Spotted Nutellionaire’s Shortbread

Polka dotted. I was extremely puzzled the first time I heard this word. Why? In Italy, the Polka is a traditional type of dance which is usually danced by the older generations, therefore I hope you can see my confusion when I was trying to link fluffy dresses and a ballroom environment to a spotty pattern. Etymology aside, I think the juxtaposition of pearly white chocolate buttons and the dark chocolate couverture on top strongly gives this bake a real ’60s look and yet manages to keep it quite modern and upbeat. The recipe comes from the spring issue of the Feel Good Food magazine, although I modified it to have a firmer caramel layer in the middle.

You don’t need to use Nutella if you don’t want to. I know this hazelnut spreadable paste is the subject of controversy, namely the fact that the hazelnut content is indeed very limited (only 13% for a 400g jar). You can make your own hazelnut/chocolate spread if you want to, the Internet is full of recipes to obtain a more or less spreadable paste. However, despite all of the brouhaha, I find myself going back to Nutella all the time. It’s so convenient and, for someone who grew up in Italy, quite iconic – Ferrero is an Italian brand, after all. Don’t be scared by the list of ingredients, this traybake requires very little baking. The cake mostly needs assembling and resting in the fridge overnight with very little input needed on your part.
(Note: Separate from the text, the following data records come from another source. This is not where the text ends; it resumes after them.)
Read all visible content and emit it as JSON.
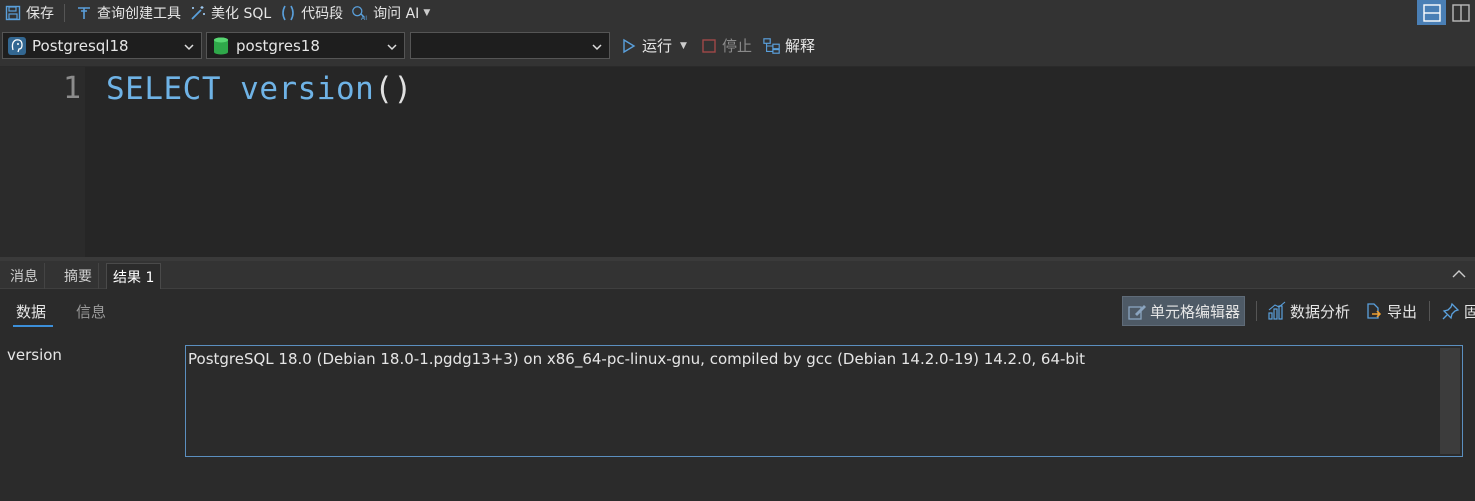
{
  "toolbar": {
    "save_label": "保存",
    "query_builder_label": "查询创建工具",
    "beautify_label": "美化 SQL",
    "snippet_label": "代码段",
    "ask_ai_label": "询问 AI"
  },
  "connection": {
    "server": "Postgresql18",
    "database": "postgres18",
    "schema": ""
  },
  "actions": {
    "run_label": "运行",
    "stop_label": "停止",
    "explain_label": "解释"
  },
  "editor": {
    "line_number": "1",
    "keyword": "SELECT",
    "function": "version",
    "parens": "()"
  },
  "result_tabs": {
    "messages": "消息",
    "summary": "摘要",
    "result1": "结果 1"
  },
  "result_view": {
    "data_tab": "数据",
    "info_tab": "信息",
    "cell_editor_label": "单元格编辑器",
    "data_analysis_label": "数据分析",
    "export_label": "导出",
    "pin_label": "固"
  },
  "record": {
    "field_name": "version",
    "field_value": "PostgreSQL 18.0 (Debian 18.0-1.pgdg13+3) on x86_64-pc-linux-gnu, compiled by gcc (Debian 14.2.0-19) 14.2.0, 64-bit"
  },
  "colors": {
    "accent": "#3c8fd9",
    "keyword": "#6fb3e6",
    "background": "#2b2b2b",
    "toolbar": "#333333"
  },
  "icons": {
    "save": "save-icon",
    "query_builder": "query-builder-icon",
    "beautify": "magic-wand-icon",
    "snippet": "parentheses-icon",
    "ask_ai": "ai-assistant-icon",
    "run": "play-icon",
    "stop": "stop-icon",
    "explain": "explain-icon",
    "cell_editor": "edit-icon",
    "data_analysis": "bar-chart-icon",
    "export": "export-icon",
    "pin": "pin-icon"
  }
}
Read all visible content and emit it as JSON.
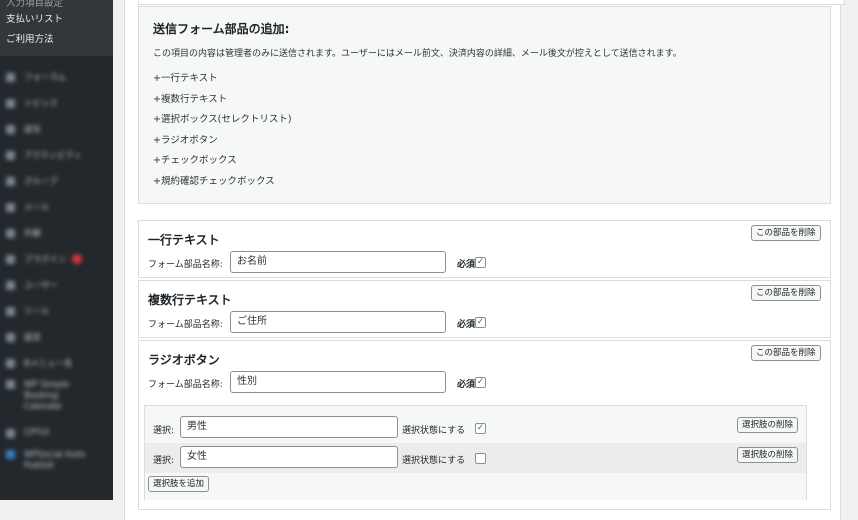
{
  "sidebar": {
    "top_items": [
      {
        "label": "入力項目設定",
        "faded": true
      },
      {
        "label": "支払いリスト"
      },
      {
        "label": "ご利用方法"
      }
    ],
    "blurred_items": [
      {
        "label": "フォーラム"
      },
      {
        "label": "トピック"
      },
      {
        "label": "返信"
      },
      {
        "label": "アクティビティ"
      },
      {
        "label": "グループ"
      },
      {
        "label": "メール"
      },
      {
        "label": "外観"
      },
      {
        "label": "プラグイン",
        "badge": true
      },
      {
        "label": "ユーザー"
      },
      {
        "label": "ツール"
      },
      {
        "label": "設定"
      },
      {
        "label": "Bメニュー名"
      },
      {
        "label": "WP Simple Booking Calendar",
        "tall": true
      },
      {
        "label": "CPTUI"
      },
      {
        "label": "WPSocial Auto Publish",
        "tall": true,
        "blue": true
      }
    ]
  },
  "info": {
    "title": "送信フォーム部品の追加:",
    "description": "この項目の内容は管理者のみに送信されます。ユーザーにはメール前文、決済内容の詳細、メール後文が控えとして送信されます。",
    "items": [
      "+一行テキスト",
      "+複数行テキスト",
      "+選択ボックス(セレクトリスト)",
      "+ラジオボタン",
      "+チェックボックス",
      "+規約確認チェックボックス"
    ]
  },
  "parts": [
    {
      "title": "一行テキスト",
      "name_label": "フォーム部品名称:",
      "value": "お名前",
      "required_label": "必須",
      "required": true,
      "delete_label": "この部品を削除"
    },
    {
      "title": "複数行テキスト",
      "name_label": "フォーム部品名称:",
      "value": "ご住所",
      "required_label": "必須",
      "required": true,
      "delete_label": "この部品を削除"
    },
    {
      "title": "ラジオボタン",
      "name_label": "フォーム部品名称:",
      "value": "性別",
      "required_label": "必須",
      "required": true,
      "delete_label": "この部品を削除"
    }
  ],
  "choices": {
    "rows": [
      {
        "label": "選択:",
        "value": "男性",
        "selected_label": "選択状態にする",
        "selected": true,
        "delete_label": "選択肢の削除"
      },
      {
        "label": "選択:",
        "value": "女性",
        "selected_label": "選択状態にする",
        "selected": false,
        "delete_label": "選択肢の削除"
      }
    ],
    "add_label": "選択肢を追加"
  },
  "colors": {
    "sidebar_bg": "#23282d",
    "accent": "#2271b1",
    "badge": "#d63638"
  }
}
Ingredients (for the shortbread base)

  • 140g unsalted butter, softened
  • 80g light soft brown sugar
  • 200g plain flour
  • 40g chopped roasted hazelnuts

Ingredients (for the Nutella layer)

  • 250g Nutella
  • 2 large eggs
  • 50g ground almonds

Ingredients (for the caramel layer)

  • 75g light soft brown sugar
  • 75g unsalted butter
  • 200ml condensed milk

Ingredients (for the decoration)

  • 100ml double cream
  • 200g dark chocolate (70% cocoa solids)
  • white chocolate buttons


  1. Heat the oven to 180C. Butter and line a 30x20cm Swiss roll tin (or a 22x22cm square cake tin with a removable base).
  2. For the shortbread base, in the bowl of a freestanding mixer fitted with the paddle attachment, beat the butter and sugar until pale and creamy. Add the flour and cocoa powder, then fold in the chopped hazelnuts with a rubber spatula. Pour in the tin and use your hands and/or the back of a spoon to press the mixture in the corners and smooth the top. Prick liberally with a fork, then bake for 25 minutes until firm to the touch.
  3. To make the Nutella layer, whisk together the Nutella with the eggs and ground almonds, then spread onto the shortbread and smooth. Return to the oven for 10 minutes until just set. Remove the tin from the oven and allow to cool completely.
  4. To make the caramel layer, gently heat the sugar and butter in a saucepan, stirring until melted. Add the condensed milk and bring to the boil. Reduce the heat and simmer for 5-8 minutes, stirring constantly, until the filling has thickened slightly. Pour the caramel onto the (now stone cold) Nutella layer and give the tin a gentle tap onto the work surface to remove any air bubbles. Place in the fridge to harden for at least 30 minutes.
  5. To make the chocolate ganache for the topping, finely chop the chocolate and transfer to a heatproof bowl. Heat the cream in a saucepan until almost boiling, then pour onto the finely chopped chocolate and mix until fully melted and combined. Allow to cool slightly, then spread onto the caramel layer. Distribute the white chocolate buttons on top as you wish (I went for a very symmetrical design). Place back in the fridge to harden completely, then cut into squares and serve. Enjoy!